CONSTRUCTION firm Balfour Beatty has delivered a detailed defence of its decision to reject the latest merger approach from Carillion.
Balfour said the offer was unchanged from a proposal it had turned down earlier this week, and reaffirmed its rejection, while spelling out its doubts about the synergy claims.
It described the merger approach as “opportunistic” and reiterated that it had a “clear standalone plan for delivering value”.
However analysts at Investec believe that resisting a deal would prove a missed opportunity for troubled Balfour, which earlier this week disclosed a 53 per cent slump in half-year profits, and is still looking for a new chief executive after the departure of Andrew McNaughton.

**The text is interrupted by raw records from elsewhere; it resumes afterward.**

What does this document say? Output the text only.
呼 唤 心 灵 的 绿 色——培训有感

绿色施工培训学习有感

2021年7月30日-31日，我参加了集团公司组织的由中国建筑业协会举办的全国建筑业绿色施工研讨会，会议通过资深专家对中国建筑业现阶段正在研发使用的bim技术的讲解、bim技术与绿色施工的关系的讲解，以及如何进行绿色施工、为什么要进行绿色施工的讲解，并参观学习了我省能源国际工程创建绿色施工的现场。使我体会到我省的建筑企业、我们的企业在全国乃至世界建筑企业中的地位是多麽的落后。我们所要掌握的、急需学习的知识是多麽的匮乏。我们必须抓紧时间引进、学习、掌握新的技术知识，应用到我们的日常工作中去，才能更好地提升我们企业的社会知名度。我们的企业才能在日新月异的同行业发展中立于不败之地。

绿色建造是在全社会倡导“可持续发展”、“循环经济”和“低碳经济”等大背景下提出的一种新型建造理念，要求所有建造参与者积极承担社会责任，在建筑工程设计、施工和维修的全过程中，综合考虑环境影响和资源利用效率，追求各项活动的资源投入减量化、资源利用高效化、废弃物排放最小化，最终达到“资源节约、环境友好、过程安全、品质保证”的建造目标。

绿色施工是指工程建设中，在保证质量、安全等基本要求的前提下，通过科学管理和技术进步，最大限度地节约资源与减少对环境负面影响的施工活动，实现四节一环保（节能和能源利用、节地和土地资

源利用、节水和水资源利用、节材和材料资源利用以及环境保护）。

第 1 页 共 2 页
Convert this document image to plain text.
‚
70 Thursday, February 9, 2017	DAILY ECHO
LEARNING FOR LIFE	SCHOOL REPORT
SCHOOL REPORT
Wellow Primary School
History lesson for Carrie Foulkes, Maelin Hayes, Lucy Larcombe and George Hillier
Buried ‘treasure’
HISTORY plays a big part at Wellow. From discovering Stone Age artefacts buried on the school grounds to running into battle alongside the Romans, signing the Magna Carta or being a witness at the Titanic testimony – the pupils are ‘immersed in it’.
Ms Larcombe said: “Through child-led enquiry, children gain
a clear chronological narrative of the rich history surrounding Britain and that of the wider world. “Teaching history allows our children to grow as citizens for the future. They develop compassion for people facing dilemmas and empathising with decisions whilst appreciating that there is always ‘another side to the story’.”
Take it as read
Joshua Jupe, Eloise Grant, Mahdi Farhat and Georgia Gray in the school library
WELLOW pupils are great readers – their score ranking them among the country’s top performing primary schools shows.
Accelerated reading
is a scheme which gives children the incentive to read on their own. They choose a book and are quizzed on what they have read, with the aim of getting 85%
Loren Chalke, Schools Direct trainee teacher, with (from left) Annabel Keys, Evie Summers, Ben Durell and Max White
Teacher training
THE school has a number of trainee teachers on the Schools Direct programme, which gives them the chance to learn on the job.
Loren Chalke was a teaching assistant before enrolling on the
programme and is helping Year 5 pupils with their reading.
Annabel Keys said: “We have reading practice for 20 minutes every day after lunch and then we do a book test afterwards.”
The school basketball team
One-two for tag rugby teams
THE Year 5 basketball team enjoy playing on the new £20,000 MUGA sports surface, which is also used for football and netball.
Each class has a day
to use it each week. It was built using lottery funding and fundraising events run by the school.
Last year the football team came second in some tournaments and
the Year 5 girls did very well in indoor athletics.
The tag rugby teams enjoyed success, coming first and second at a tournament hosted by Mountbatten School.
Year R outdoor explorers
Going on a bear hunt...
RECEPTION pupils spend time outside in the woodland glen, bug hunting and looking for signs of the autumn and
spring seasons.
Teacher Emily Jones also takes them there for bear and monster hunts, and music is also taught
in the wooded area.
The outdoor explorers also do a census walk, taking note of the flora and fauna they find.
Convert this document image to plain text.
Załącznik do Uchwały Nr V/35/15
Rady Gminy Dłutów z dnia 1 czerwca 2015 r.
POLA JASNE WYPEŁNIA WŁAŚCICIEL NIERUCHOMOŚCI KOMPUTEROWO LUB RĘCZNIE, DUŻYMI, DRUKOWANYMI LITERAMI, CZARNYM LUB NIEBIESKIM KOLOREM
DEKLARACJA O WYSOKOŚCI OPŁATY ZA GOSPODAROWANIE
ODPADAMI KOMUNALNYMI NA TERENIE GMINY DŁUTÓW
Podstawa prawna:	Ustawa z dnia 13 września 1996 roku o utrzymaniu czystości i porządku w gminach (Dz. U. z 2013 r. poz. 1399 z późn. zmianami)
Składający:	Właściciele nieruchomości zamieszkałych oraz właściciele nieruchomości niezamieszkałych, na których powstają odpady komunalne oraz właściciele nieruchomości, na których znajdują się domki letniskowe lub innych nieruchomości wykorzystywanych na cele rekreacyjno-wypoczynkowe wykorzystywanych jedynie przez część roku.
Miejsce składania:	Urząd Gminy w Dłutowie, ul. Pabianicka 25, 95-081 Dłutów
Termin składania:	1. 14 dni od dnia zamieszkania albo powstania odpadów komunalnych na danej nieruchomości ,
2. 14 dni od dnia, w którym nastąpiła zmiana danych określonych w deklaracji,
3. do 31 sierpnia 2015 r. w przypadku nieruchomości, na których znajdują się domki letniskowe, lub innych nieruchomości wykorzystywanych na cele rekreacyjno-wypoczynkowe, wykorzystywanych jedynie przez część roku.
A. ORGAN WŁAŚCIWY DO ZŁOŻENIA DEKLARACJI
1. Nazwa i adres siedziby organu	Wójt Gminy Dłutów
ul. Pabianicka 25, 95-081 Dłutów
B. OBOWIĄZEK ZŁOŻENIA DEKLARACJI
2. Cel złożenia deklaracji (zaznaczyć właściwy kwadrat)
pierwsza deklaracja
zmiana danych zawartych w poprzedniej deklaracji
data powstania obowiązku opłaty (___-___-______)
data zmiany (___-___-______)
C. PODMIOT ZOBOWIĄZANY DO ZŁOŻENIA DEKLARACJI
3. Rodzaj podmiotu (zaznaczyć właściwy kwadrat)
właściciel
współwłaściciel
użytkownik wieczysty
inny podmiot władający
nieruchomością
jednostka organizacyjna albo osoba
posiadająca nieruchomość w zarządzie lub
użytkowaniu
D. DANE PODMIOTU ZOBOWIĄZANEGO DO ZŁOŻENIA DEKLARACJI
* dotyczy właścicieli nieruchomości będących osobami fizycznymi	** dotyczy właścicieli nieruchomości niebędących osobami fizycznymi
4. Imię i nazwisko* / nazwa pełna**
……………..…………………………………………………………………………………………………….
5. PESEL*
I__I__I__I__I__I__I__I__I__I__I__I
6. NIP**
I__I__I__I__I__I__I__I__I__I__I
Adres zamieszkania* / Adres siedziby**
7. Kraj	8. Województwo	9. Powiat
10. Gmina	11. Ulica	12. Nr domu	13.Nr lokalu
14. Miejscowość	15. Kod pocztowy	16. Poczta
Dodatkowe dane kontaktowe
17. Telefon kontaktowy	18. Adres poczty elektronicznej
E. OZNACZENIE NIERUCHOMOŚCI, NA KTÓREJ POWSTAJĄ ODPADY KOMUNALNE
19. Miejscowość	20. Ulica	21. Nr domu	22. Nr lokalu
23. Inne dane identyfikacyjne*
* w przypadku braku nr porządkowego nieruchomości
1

Balfour revealed on Monday that executive chairman Steve Marshall met Carillion counterpart Philip Green for talks a week before, following the rejection of an earlier proposal. But the potential tie-up has foundered on Carillion’s wish to cancel Balfour’s planned sale of its US business Parsons Brinckerhoff.
Balfour’s latest statement came a day after Carillion set out what it said were the powerful financial benefits of creating a £3bn combined group, and disclosed that it had been in talks with major shareholders.
Carillion has also pledged an additional 8.5p per share dividend for Balfour investors. Balfour responded to the pressure by saying it had “serious reservations” about the claims for synergies. In a more detailed response, the group said that the proposals would mean cutting the size of its UK construction business by two-thirds, eating into potential profitability gains at a time when it looks well-placed to benefit from a recovery in the sector.
It also highlighted the risks inherent in executing a merger deal.
“The implementation programme would be complex, requiring simultaneous business restructuring, integration and outsourcing, at the same time as a significant IT change programme which is already under way.”
Balfour added that it had decided to sell the Parsons Brinckerhoff business in the US “as it did not deliver material competitive advantage for the group and added significant complexity”.